Les voix accompagnent ses phrases décomposées, elle lève les yeux vers les rires au bord de la fenêtre. Elle les baisse et il est à quelques mètres devant elle, accompagne doucement sa machine à nettoyer d’une poussée légère, de temps à autre, à droite à gauche.

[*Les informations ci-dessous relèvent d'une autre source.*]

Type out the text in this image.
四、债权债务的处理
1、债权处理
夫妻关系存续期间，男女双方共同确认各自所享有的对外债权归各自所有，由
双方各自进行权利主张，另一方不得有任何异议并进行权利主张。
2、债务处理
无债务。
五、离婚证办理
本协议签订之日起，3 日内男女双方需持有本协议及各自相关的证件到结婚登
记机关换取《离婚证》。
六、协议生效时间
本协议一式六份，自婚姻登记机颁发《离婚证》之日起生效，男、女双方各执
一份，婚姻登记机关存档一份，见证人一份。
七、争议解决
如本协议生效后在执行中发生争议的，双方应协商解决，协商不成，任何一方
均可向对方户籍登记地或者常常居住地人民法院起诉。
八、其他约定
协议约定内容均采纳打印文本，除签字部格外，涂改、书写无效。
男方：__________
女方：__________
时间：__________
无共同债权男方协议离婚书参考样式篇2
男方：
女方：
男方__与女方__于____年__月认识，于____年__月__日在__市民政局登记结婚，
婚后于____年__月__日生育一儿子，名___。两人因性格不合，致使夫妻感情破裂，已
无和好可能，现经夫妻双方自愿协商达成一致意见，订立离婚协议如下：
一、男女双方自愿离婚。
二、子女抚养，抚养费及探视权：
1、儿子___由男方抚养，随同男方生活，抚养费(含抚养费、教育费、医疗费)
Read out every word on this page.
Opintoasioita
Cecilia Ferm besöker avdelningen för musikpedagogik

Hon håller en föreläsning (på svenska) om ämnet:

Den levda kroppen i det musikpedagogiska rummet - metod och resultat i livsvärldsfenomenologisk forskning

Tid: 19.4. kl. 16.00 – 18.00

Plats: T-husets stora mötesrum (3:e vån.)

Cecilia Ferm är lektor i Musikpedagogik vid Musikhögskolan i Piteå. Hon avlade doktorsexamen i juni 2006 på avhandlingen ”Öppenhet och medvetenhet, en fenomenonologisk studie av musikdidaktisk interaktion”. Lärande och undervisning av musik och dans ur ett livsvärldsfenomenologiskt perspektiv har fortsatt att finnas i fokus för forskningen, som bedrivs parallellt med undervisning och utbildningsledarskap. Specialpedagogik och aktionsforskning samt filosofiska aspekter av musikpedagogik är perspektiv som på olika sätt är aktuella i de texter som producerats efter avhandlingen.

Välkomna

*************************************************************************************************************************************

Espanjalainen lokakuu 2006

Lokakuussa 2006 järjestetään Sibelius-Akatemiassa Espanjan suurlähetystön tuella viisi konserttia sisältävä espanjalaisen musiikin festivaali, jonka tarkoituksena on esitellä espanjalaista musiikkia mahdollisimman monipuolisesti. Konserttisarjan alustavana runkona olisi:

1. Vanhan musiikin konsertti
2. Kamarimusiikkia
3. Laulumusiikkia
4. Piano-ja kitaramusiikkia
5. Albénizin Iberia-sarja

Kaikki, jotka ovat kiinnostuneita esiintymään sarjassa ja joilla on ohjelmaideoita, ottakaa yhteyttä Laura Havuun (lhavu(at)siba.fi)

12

Elle avait envisagé l'hypothèse que le balai et le gilet fussent des faux. Empruntés. Pour de rire.
C'est ce qui l’avait entraînée.
Silhouette longue chevelue sombre vaguement, doucement, élégante, embrassée avec balai, trottoir, passants, étroitement devoir danser.
Bien sûr, ce n'est pas comme ça qu’elle se formulait les choses à ce moment là. A ce moment là c'était noir - gilet - fluo - cheveux - rouges - reflets / balai - cheveux - sourire - balai / poussière - anneaux - mes pieds - trottoir- soleil / passants - poussière - noir - pieds - de quoi s'agit-il ? / passants - balai - anneaux - regard / regard - balai - anneaux / reflets rouges - regard - balai.
Une peau couverte de toiles d’araignées.
Et le sentiment infime de sa non-appartenance au trottoir, organisant ce qui se déroulait sous ses pieds, peut-être même qu'il en était l'instigateur, dans un renversement soudain les pieds fonctionnaient sur les indications du balai, il en était le maître, de ces mouvements, qui ne lui permettaient pas pourtant de régner, sorte de non-place, décalage, déplacement, une errance du balai dans les pieds, une errance des pieds par le biais du balai, mais une errance qui s'installe, qui dure tant que dure le flot, ne s'interrompt pas avec lui, l'errance court avec le flot qui la découvre.
"Il faudra que je note ça".
Dans l'après-midi : "Il faudra que je note ça".
Futur.
Jusqu'à ce que ses pieds la conduisent à autre chose. Cette machine juste là le replace dans le monde de ceux qui passent.


La surprise avait été parfaite. Elle retrouvait quelques mètres plus bas devant elle la silhouette fluctuante qu’elle avait croisée dans la matinée de son arrivée, qui se confondait avec le mouvement du trottoir. La nuit avait été blanche ; elle était portée par la lumière tiède, par les pieds, les siens, ceux des passants, le trottoir, par un mouvement qui la dépassait, dans lequel elle se laissait partager.

Peu de temps après son retour, elle ramasse sur le trottoir le polaroid piétiné d’un homme assis sur un banc avec un foulard noué sur le crâne. Elle compte le joindre au... dossier. Souvenir glissé entre les pieds sur le trottoir surgit intact avec toutes les émotions pas ramassées.
Puis elle voit l’homme de la photo assis sur ce même banc, quelques mètres plus loin.
Plus tard, elle dépose le polaroid sur un autre banc. D’avoir vu l’homme près de sa photo lui ôte l’envie d’en saisir plus, rien de plus que cet homme sur un banc, sur une photo.